(Senior) Research Scientist - Large Language Models for Genomics
Toronto, Ontario
Systems and Target Biology /
Full-time /
Hybrid
About Us
Deep Genomics is at the forefront of using artificial intelligence to transform drug discovery. Our proprietary AI platform decodes the complexity of RNA biology to identify novel drug targets, mechanisms, and therapeutics inaccessible through traditional methods. With expertise spanning machine learning, bioinformatics, data science, engineering, and drug development, our multidisciplinary team in Toronto and Cambridge, MA is revolutionizing how new medicines are created.
About the Role
Join us in building the future of AI-driven therapeutic design as a (Senior) Research Scientist specializing in large language models for genomics within our Systems and Target Biology group. You will develop and implement systems for using large language models to discover and characterize evidence for new biological discoveries using Deep Genomics’ foundation models. As a part of this role, you will interact closely with the machine learning team developing foundation models, the engineering and infrastructure teams to build scalable systems, and the statistical genetics and experimental groups to synthesize evidence for therapeutic actionability.
Ideal Candidate
We are looking for someone with 3+ years of experience in using and developing solutions using LLMs for complex, multi-agent, workflows. The ideal candidate will be passionate about leveraging AI and foundation models to disrupt therapeutic design workflows and is adept at translating complex scientific requirements into robust computational solutions.
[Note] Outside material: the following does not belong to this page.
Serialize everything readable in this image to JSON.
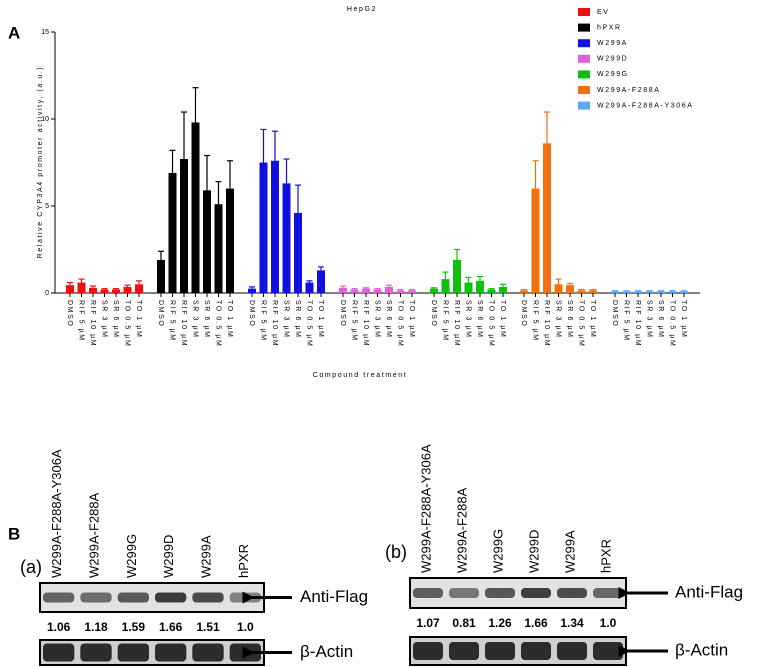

A background in genomics or computational biology is highly desirable, as well as clear experience in MLOps and architecting agentic solutions from the ground up.
Key Responsibilities
- Design and implement multi-agent workflows that integrate internal foundation models (e.g., BigRNA, REPRESS, FlashRNA) and external tools to identify new biological hypotheses.
- Develop systems that leverage Retrieval Augmented Generation (RAG) by connecting LLMs to internal scientific documents, SOPs, and structured biological databases.
- Collaborate with the machine learning team on model distillation strategies to create smaller, faster models suitable for a real-time, interactive chat interface.
- Build out and maintain the infrastructure for the LLM agent, including databases and model context protocol (MCP) endpoints.
- Work closely with end-users in therapeutic design, target discovery, and experimental biology to identify key use cases, gather feedback, and rapidly iterate on the product.
- Ensure the system is transparent and trustworthy by building "explainable AI" features that help users understand and verify the AI's outputs and decisions.
Basic Qualifications
- MSc or PhD in Computer Science, Computational Biology, Bioinformatics, or a related field.
- 3+ years of hands-on experience architecting and building complex applications using Large Language Models.
- Expert knowledge of Python and modern MLOps frameworks and tools; experience with agentic frameworks like LangChain is essential.
- Demonstrated experience in building multi-agent systems that can plan, execute tasks, and interact with external tools and APIs.
- Familiarity with high-performance computing environments and cloud services (e.g., AWS, GCP).
- Excellent communication skills and the ability to work effectively in a multidisciplinary team, translating the needs of biologists and drug developers into technical solutions.
- Intellectual curiosity, critical thinking, and a commitment to innovation and scientific rigor.
Preferred Qualifications
- A strong background in genomics, computational biology, or bioinformatics, including experience with NGS data analysis or large-scale biological datasets.
- Prior experience in the biotech or pharmaceutical industry, particularly in a drug discovery context.
- Experience with model distillation or creating smaller, specialized models from larger foundation models.
- Familiarity with scientific workflow management systems and tools (e.g., Docker, Conda).
What we offer
- A collaborative and innovative environment at the frontier of computational biology, machine learning, and drug discovery.
- Highly competitive compensation, including meaningful stock ownership.
- Comprehensive benefits - including health, vision, and dental coverage for employees and families, employee and family assistance program.
- Flexible work environment - including flexible hours, extended long weekends, holiday shutdown, unlimited personal days.
- Maternity and parental leave top-up coverage, as well as new parent paid time off.
- Focus on learning and growth for all employees - learning and development budget & lunch and learns.
- Facilities located in the heart of Toronto - the epicenter of machine learning and AI research and development, and in Kendall Square, Cambridge, Mass. - a global center of biotechnology and life sciences.
Deep Genomics welcomes and encourages applications from people with disabilities. Accommodations are available on request for candidates taking part in all aspects of the selection process.
Deep Genomics thanks all applicants, however only those selected for an interview will be contacted.